Passing stars that get too close to black holes end up stretching and compressing as they are swallowed by an immense gravitational force. Called stellar tidal disruption, the process of black holes destroying stars leads to a release of massive energy that brightens the surrounding, an event known as a flare.
Dozens of these flares were observed in recent years but researchers did not know a lot about them. Now, with the help of the Wide-field Infrared Survey Explorer (WISE) from NASA, two studies published in The Astrophysical Journal and The Astrophysical Journal Letters are offering insight into these flares after analyzing how dust around a black hole absorbs and then re-releases light, like light echoes.
According to Sjoert van Velzen, lead author for one of the studies, this is the first time infrared light echoes arising from several tidal disruption events have been clearly seen.
Van Velzen and colleagues' study actually looked at five potential tidal disruption events but only observed the light echoes in three. The other study, led by Ning Jiang, on the other hand, saw one.
Tidal disruption events feature so much radiation, emitting the likes of X-ray and ultraviolet light, that they destroy all dust hanging around close enough to black holes. However, some dust do survive as radiation levels drop after a certain distance.
But once surviving dust gets heat up by a flare, it emits infrared, an emission that the WISE instrument can measure. WISE's measurements not only provide information on the flare but the dust as well, highlighting the delay between the primary flare and the resulting light echo. This then helps in estimating the dust location around a black hole at a galaxy center.
According to Van Velzen's co-author Varoujan Gorjian, the results of their work can be used to determine the level of energy released when a star was destroyed.
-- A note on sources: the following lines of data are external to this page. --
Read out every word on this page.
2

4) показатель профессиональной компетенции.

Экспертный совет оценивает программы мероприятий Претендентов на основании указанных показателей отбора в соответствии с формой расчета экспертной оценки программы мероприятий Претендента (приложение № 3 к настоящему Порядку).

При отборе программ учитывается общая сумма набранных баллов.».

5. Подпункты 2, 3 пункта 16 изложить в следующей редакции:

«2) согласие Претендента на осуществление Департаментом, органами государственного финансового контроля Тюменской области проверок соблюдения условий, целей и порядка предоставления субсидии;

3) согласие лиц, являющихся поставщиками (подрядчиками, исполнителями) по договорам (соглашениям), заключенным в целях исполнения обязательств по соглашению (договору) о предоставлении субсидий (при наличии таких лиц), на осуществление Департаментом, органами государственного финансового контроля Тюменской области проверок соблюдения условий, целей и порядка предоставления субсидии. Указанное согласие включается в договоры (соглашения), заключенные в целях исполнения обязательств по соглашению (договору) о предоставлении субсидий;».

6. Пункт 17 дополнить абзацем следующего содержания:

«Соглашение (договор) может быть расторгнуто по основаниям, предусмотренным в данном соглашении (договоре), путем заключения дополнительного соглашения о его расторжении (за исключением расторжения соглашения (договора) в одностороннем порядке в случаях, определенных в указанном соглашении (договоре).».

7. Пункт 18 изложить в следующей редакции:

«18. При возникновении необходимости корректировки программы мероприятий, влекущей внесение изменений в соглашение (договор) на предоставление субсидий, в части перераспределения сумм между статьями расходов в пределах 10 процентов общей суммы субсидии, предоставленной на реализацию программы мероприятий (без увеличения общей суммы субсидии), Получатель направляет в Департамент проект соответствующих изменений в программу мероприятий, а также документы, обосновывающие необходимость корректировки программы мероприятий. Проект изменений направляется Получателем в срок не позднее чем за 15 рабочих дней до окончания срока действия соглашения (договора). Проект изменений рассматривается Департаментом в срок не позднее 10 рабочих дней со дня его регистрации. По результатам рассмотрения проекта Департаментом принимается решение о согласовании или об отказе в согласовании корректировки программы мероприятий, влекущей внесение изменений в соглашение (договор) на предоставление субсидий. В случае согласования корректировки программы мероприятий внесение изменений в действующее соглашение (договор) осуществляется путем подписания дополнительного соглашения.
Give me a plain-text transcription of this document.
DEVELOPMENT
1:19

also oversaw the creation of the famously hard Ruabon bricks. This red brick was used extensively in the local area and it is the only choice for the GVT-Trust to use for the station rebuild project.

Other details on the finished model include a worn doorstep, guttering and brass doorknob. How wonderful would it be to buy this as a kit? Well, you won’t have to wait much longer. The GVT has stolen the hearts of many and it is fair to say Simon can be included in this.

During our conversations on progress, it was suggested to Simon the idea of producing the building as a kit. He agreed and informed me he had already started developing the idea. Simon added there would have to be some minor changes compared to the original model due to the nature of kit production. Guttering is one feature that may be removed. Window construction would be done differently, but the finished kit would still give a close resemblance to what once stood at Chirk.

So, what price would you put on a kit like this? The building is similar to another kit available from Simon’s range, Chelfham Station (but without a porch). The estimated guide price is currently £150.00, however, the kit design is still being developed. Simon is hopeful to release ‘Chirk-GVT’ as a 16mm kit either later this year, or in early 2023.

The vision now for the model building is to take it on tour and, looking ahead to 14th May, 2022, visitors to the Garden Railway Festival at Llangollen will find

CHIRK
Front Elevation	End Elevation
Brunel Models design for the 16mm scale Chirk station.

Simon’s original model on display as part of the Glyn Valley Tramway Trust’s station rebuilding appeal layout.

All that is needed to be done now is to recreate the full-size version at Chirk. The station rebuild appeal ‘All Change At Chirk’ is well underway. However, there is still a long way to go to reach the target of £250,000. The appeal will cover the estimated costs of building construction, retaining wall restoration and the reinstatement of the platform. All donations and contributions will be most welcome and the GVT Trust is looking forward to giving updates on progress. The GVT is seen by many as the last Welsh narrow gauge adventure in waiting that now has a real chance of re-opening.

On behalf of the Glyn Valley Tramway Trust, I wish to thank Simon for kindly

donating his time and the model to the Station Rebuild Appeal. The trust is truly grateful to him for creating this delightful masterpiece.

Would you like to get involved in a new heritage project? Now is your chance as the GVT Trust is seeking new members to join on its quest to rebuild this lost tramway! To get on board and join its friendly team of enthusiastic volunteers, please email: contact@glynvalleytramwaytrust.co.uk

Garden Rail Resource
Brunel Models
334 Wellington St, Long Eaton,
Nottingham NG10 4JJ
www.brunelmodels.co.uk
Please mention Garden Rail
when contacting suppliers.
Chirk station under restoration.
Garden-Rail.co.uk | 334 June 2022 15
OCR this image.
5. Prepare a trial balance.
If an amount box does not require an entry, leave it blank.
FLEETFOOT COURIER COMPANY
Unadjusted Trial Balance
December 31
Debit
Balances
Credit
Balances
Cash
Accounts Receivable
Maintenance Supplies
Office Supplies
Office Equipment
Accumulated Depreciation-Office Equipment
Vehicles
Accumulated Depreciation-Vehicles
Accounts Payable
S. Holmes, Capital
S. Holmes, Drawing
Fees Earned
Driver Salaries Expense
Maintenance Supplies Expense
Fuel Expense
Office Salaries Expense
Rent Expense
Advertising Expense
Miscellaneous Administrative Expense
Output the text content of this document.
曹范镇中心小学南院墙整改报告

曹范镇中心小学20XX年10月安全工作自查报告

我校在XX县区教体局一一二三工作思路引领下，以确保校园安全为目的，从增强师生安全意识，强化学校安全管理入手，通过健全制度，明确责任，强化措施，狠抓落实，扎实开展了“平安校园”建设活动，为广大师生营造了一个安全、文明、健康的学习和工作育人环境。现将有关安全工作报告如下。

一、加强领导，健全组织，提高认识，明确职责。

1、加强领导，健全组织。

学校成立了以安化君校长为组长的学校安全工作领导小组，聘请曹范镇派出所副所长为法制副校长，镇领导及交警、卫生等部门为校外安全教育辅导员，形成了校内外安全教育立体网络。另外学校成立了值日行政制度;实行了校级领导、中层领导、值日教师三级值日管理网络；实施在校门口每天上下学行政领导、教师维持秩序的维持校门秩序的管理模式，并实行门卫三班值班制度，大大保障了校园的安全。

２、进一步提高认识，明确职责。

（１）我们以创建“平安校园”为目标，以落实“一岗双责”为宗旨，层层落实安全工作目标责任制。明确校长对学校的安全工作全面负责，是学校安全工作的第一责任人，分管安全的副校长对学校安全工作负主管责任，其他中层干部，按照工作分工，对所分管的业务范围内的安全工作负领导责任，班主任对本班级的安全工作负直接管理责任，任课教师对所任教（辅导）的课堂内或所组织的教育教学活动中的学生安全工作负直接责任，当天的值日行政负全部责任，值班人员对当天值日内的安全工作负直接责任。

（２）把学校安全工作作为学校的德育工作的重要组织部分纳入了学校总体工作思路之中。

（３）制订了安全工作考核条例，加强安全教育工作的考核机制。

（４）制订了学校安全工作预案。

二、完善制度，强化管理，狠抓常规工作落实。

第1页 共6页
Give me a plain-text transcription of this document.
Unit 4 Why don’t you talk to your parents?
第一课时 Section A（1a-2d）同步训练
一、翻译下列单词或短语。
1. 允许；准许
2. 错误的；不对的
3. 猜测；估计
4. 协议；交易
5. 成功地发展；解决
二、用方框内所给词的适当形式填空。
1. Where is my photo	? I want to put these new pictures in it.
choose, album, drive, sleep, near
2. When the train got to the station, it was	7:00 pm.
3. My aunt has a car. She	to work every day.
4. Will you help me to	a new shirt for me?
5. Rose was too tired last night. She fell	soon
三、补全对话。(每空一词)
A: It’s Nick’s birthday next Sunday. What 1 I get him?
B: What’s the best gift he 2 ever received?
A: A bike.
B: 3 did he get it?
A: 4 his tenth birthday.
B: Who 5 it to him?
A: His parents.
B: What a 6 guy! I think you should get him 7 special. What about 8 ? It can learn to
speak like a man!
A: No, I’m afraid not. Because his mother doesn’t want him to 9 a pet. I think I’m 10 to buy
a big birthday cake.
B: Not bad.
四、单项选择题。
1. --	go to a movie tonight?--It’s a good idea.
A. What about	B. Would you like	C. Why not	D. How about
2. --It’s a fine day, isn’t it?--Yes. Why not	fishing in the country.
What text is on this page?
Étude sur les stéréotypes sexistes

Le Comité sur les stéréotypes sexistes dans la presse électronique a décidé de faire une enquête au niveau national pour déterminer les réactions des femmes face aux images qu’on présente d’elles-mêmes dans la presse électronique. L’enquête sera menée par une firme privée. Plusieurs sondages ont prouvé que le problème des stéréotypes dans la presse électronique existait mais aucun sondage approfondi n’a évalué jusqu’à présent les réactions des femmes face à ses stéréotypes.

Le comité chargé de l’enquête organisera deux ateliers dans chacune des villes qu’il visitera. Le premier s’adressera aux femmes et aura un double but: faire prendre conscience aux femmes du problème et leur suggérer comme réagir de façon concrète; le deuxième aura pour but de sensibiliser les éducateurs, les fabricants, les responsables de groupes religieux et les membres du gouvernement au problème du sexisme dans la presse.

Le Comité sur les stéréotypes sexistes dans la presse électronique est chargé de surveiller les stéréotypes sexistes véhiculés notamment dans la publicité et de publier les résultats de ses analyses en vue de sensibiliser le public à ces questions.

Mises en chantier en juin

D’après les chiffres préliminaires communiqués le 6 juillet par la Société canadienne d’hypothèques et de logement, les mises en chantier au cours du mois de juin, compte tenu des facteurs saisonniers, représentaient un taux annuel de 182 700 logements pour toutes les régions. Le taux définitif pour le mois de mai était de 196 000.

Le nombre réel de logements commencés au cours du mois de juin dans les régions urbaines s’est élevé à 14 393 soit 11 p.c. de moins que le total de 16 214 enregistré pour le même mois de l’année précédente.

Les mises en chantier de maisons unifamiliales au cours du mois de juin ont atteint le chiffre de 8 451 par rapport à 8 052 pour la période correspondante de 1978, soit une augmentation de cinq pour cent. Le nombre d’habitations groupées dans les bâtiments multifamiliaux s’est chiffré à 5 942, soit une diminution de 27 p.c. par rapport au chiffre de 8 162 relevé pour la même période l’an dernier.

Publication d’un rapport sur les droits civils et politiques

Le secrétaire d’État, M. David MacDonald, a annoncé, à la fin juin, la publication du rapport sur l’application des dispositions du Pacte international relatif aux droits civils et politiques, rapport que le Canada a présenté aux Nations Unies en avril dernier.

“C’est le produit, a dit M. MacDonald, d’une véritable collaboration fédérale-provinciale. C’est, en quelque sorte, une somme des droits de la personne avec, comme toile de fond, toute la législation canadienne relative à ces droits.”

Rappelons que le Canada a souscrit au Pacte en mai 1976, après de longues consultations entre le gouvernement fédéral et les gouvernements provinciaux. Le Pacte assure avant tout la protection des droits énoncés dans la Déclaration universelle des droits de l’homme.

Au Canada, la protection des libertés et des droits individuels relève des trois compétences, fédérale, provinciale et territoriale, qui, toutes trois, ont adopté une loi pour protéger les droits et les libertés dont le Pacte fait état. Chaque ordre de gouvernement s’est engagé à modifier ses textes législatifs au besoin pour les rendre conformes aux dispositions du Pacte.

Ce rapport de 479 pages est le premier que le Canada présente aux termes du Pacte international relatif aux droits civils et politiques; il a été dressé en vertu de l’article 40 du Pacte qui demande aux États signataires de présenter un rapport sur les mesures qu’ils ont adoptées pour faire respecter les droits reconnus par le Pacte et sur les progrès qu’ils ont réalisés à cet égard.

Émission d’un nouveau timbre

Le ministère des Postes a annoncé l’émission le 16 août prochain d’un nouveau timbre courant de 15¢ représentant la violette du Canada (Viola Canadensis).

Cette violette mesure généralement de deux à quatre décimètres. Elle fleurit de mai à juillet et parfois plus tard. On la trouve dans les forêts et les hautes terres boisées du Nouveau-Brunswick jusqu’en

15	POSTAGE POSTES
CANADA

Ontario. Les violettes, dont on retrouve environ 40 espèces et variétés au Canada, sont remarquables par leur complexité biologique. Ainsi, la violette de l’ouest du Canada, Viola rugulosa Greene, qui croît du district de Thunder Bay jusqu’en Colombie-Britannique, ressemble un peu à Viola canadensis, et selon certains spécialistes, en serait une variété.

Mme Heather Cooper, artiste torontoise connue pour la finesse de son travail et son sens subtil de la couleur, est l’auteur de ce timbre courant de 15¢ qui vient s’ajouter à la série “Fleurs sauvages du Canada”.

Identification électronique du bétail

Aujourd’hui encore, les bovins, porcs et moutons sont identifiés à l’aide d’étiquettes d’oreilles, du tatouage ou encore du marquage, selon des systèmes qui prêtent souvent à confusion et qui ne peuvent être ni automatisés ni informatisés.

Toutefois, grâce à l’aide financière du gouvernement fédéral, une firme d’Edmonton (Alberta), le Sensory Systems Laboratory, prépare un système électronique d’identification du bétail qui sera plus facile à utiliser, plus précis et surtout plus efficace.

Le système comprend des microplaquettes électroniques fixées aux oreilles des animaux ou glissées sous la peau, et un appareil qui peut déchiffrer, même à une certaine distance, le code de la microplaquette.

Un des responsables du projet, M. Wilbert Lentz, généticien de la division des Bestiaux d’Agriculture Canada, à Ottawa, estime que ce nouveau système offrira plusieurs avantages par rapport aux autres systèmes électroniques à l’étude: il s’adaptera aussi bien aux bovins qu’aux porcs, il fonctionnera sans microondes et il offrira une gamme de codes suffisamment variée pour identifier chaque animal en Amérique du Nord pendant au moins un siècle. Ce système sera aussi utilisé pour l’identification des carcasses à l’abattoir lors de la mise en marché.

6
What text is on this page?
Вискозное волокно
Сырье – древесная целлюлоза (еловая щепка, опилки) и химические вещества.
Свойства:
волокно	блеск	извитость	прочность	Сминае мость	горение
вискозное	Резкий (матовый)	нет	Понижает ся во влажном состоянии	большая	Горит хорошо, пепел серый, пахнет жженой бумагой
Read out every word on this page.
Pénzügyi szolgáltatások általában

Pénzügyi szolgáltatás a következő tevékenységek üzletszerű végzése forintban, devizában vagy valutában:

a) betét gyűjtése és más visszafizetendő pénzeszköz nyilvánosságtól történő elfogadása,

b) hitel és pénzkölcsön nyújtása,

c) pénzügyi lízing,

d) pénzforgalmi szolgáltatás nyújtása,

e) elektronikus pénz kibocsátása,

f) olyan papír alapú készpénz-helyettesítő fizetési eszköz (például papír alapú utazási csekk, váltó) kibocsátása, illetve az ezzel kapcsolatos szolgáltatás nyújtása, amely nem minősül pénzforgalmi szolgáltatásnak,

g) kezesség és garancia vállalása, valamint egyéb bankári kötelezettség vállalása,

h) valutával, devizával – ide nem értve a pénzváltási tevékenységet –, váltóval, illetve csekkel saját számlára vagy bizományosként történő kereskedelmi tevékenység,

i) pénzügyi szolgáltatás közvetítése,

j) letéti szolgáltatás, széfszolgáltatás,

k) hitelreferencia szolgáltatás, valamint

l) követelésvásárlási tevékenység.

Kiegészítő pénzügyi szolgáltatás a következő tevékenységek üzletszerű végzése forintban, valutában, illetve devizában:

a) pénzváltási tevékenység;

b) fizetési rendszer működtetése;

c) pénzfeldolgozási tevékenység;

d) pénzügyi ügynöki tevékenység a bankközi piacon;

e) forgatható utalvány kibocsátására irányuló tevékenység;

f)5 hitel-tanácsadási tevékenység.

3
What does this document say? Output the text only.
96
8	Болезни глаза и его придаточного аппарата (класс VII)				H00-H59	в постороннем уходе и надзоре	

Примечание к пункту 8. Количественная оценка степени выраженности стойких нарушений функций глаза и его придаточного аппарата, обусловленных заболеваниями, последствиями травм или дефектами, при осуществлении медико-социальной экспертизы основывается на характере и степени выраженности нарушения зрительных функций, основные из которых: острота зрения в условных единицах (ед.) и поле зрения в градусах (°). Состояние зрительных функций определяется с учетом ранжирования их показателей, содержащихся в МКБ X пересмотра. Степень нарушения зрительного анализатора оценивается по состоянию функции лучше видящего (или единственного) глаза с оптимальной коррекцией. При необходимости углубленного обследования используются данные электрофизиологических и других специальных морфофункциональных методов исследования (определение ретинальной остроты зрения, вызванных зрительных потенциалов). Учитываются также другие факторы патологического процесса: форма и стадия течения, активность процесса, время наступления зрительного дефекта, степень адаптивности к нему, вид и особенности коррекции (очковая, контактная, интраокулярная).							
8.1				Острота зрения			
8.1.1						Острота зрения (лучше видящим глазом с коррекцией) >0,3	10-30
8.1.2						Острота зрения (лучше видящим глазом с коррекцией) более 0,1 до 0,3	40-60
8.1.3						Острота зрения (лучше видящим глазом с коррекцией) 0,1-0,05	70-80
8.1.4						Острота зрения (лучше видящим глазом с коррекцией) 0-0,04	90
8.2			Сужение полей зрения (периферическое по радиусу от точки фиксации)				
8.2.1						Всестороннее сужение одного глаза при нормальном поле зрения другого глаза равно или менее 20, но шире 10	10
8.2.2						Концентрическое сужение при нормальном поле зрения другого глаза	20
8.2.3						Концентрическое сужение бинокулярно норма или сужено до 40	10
Infrared emissions from flare-heated dust leaves signals that are detectable for one year after a flare reaches its peak brightness. The results presented by the researchers are consistent with a dust web found some trillions of miles away from a black hole.
To put it simply, Van Velzen equates the phenomenon to a black hole consuming dust around it to cleaning its room with flames.
WISE is operated and managed by the NASA Jet Propulsion Laboratory for the agency's Science Mission Directorate. It is tasked with mapping the entirety of the sky every half year as part of its mission to aid NASA in identifying near-Earth objects that may be potentially dangerous to the planet.